La diplomazia dei movimenti non s’addice al Parlamento
10 Aprile 2007
di redazione
In cambio di Mastrogiacomo, i talebani hanno ottenuto la liberazione di
terroristi talebani. Forse perché il
governo italiano, incalzato da esponenti della propria maggioranza, avrebbe rappresentato al governo Karzai la propria
impotenza a reggere l’urto di tali esponenti, a mantenere in vita la
coalizione, a confermare la partecipazione italiana alla missione in
Afghanistan, senza la restituzione ai suoi cari e al suo giornale del
giornalista sequestrato? L’interrogativo è più che legittimo e quanto recentemente
dichiarato da Karzai gli ha conferito straordinaria attualità.
Se poi non fosse così e fosse stato
invece quest’ultimo a dare una falsa motivazione della libertà da lui concessa
ai terroristi talebani, a maggior ragione toccherebbe al governo italiano
ricostruire lo svolgimento dei fatti, senza eludere il confronto parlamentare.
In democrazia sono gli esecutivi a far da apparato servente ai parlamenti e non
viceversa.
Molto opportunamente Silvio
Berlusconi, per attenuare alcuni toni esagitati, ha evocato onore e carità di patria. Ma pesano
sulla nostra politica in Afghanistan ombre e ambiguità che all’onore della
patria non giovano affatto. Quella di Strada è organizzazione non governativa:
del ruolo che le è stato conferito e del perché le è stato conferito non può
che rispondere il potere esecutivo. Ogni analogia col precedente operato della
Croce Rossa di Scelli in Iraq sarebbe fuorviante, o peggio ricattatoria.
C’era entusiasmo per Mastrogiacomo
tornato in Italia. C’era Gino Strada impegnatissimo nella propria
autocelebrazione. Lo sfortunato presidente Bertinotti ebbe a parlare di
“diplomazia dei movimenti”. Mai formula, nel giro soltanto di una quindicina di
giorni, si sarebbe rivelata più infelice.
C’era una volta, nelle facoltà di scienze politiche la storia dei
trattati e politica internazionale. Era materia gloriosa e polverosa, sapeva di
archivi di cancellerie, dove tutto rientrava sotto “Alti patronati” (anche
quando a trattare erano stati banchieri e faccendieri, sultani e guerriglieri
non riconducibili a sovranità di stati). Poi a tale disciplina subentrò quella
di relazioni internazionali, con più politologia e tanta attenzione ai rapporti
multilaterali e alle convergenze fra statualità ancora incerte, con professori
come Aron e Kissinger, i quali all’”impero” americano amavano legare le vecchie
storie di “legittimità” in Europa dei Talleyrand e dei Metternich.

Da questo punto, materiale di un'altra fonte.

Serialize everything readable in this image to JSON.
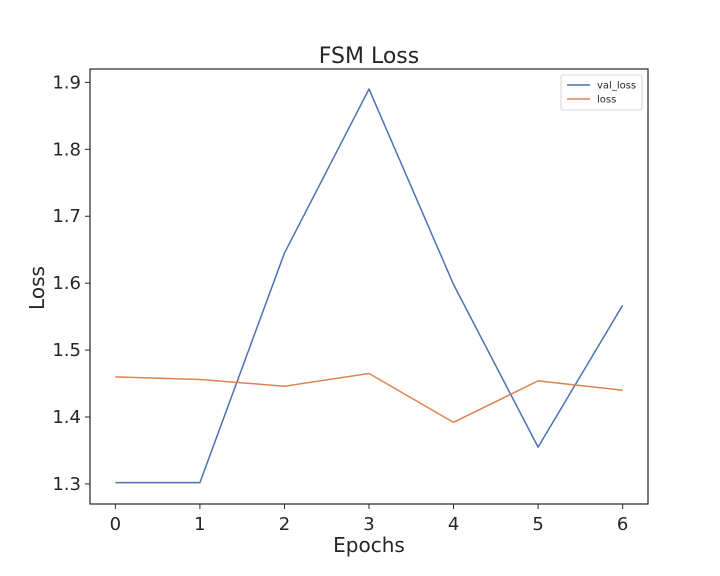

Oggi il mondo globalizzato,
pronostica Bertinotti, dovrebbe inerpicarsi sulle strade della “diplomazia dei
movimenti”. Sono strade che in fondo non dispiacciono a D’Alema, perché consentono
di incontrare talebani che avrebbero diritto a negoziar la pace in Afghanistan,
uomini di Hamas che avrebbero quello di non riconoscere Israele e terroristi
Hezbollah quello di rappresentare la
Siria e l’Iran in Libano. Se pure per Prodi tali strade vanno
percorse, il Parlamento ha pieno diritto di apprenderlo, senza che il governo
della Repubblica si vittimizzi di uno “sciacallaggio” che è soltanto esercizio
del diritto – dovere di opposizione in un Parlamento che nell’arco di tutta la
vicenda è parso scavalcato da “Porta a porta”, da Emergency, dalla diplomazia
dei movimenti, dal suo stesso presidente Bertinotti. Come se onore e carità di
patria abitassero dovunque, tranne che alle Camere. (L.C.)